JOURNALIST: What do you think about any pre-selected candidates for your seat in Curtin? Is there anyone you’d like to see?
JULIE BISHOP: It’s a matter for the pre-selectors. People join the Liberal Party as members so that they can have an opportunity to pre-select the person that they think would best represent them in the federal Parliament. So it’s always been my belief that this should be left to the pre-selectors and it’s not for sitting members of Parliament to dictate to the members of the party how they should vote.
JOURNALIST: There’s been a lot of interesting comments about you, that you could have beaten Bill Shorten. Do you stand by your comments there?
JULIE BISHOP: Of course. No one would stand for the leadership of their party if they thought they couldn’t beat the Opposition. I assume that Peter Dutton believed he could beat Bill Shorten. Why else would he have stood? I’m assuming that Scott Morrison believed he should be able to beat Bill Shorten, else why would you stand? You don’t stand to lose to your opposition. Now, I respect the party’s vote on the matter and I’m happy to move on. But it’s self-evident that you wouldn’t put your hand up if you didn’t think that you had a chance to win.
JOURNALIST: There’s been a lot of talk today about whether we do need quotas for women in the party and in politics. What do you think on the matter?
JULIE BISHOP: I’m very comfortable with targets. I have seen it work. We certainly did it within the public service and the board appointments for women as I said in my speech, so I think targets, properly implemented, can work exceedingly well. The trouble with quotas is you’re mandating that a woman must be pre-selected irrespective of merit and I don’t think any woman wants to be in a position where she’s been selected or appointed just because she’s a woman.
JOURNALIST: Have you been speaking with any of the candidates to replace you in Curtin?
JULIE BISHOP: Yes. They’ve all contacted me. Every one of them has contacted me, so I’ve been delighted by the number of women. There are four women and one man, and I have no doubt that our pre-selectors will choose the person best suited to be the member for Curtin. I’ve been honoured to be the member for Curtin for 20 years now and I’m certainly looking forward to supporting whomever the pre-selectors choose to represent them.
JOURNALIST: Ms Bishop, your interview at the weekend caused quite a stir amongst your colleagues. Do you regret making those comments?
JULIE BISHOP: Of course not.

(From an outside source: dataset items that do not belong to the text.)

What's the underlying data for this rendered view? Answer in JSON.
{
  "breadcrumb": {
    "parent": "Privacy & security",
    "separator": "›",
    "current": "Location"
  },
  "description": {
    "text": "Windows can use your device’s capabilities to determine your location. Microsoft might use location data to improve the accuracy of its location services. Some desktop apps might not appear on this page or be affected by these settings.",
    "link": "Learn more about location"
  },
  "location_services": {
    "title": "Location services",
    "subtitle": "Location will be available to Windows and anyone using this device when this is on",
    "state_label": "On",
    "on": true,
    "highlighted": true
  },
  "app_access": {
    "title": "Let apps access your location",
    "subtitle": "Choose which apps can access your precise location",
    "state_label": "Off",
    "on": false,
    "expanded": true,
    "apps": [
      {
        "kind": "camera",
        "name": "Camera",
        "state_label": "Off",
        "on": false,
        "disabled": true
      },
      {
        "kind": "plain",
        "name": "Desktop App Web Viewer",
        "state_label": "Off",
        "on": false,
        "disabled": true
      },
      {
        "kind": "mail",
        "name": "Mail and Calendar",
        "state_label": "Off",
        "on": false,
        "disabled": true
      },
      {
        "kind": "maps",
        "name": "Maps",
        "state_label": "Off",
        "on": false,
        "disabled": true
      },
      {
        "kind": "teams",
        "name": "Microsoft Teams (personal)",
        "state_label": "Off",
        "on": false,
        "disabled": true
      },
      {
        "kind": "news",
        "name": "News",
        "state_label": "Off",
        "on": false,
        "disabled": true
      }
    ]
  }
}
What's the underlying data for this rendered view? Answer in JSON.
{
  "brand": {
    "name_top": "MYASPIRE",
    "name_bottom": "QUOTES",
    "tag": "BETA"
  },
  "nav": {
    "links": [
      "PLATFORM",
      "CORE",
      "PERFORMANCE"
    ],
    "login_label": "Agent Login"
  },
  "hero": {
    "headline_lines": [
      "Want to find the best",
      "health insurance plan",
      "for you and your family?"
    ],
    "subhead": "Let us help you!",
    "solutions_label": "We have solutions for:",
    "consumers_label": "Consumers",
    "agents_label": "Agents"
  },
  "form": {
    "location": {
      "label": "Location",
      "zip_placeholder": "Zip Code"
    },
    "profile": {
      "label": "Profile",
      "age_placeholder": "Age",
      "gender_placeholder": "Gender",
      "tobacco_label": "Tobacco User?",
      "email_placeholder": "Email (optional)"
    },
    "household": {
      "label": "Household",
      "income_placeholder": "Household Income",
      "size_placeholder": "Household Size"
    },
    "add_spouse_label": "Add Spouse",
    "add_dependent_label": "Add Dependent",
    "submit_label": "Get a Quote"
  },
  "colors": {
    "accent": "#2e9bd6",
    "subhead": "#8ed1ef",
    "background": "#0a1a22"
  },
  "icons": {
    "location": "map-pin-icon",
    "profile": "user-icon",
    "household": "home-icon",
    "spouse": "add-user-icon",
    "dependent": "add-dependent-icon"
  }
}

Why would I cause a stir? Surely any person who stands for election to lead their party must believe that they could win an election, otherwise you wouldn’t stand. I mean, presumably Peter Dutton thought he could win against Bill Shorten, otherwise he wouldn’t have stood. So I think it’s so self-evident that I can’t imagine why anybody’s questioning that. And as I’ve said, I am confident that Scott Morrison will win the next election.
JOURNALIST: Have you heard the comments from Warren Entsch saying that he regrets supporting you in the leadership spill?
JULIE BISHOP: I had no idea that he did, so that’s exciting. I had no idea that he did. That’s not my understanding.
JOURNALIST: In your seat of Curtin [indistinct] same sex plebiscite. Will your replacement reflect that?
JULIE BISHOP: My electorate …(indistinct]
JOURNALIST: Are you concerned one of the candidates described herself as a non-Liberal voter?
JULIE BISHOP: That’s a matter for the pre-selectors. I think it’s most unfortunate if people try and force through the media pressure on the pre-selectors as to how they should vote. In this day and age, surely people are able to make up their own mind about who they want to represent them. And that’s always been my position, that I don’t force on the members of my party in the Curtin electorate and my views. It’s up to them to decide who they think is best suited to represent them.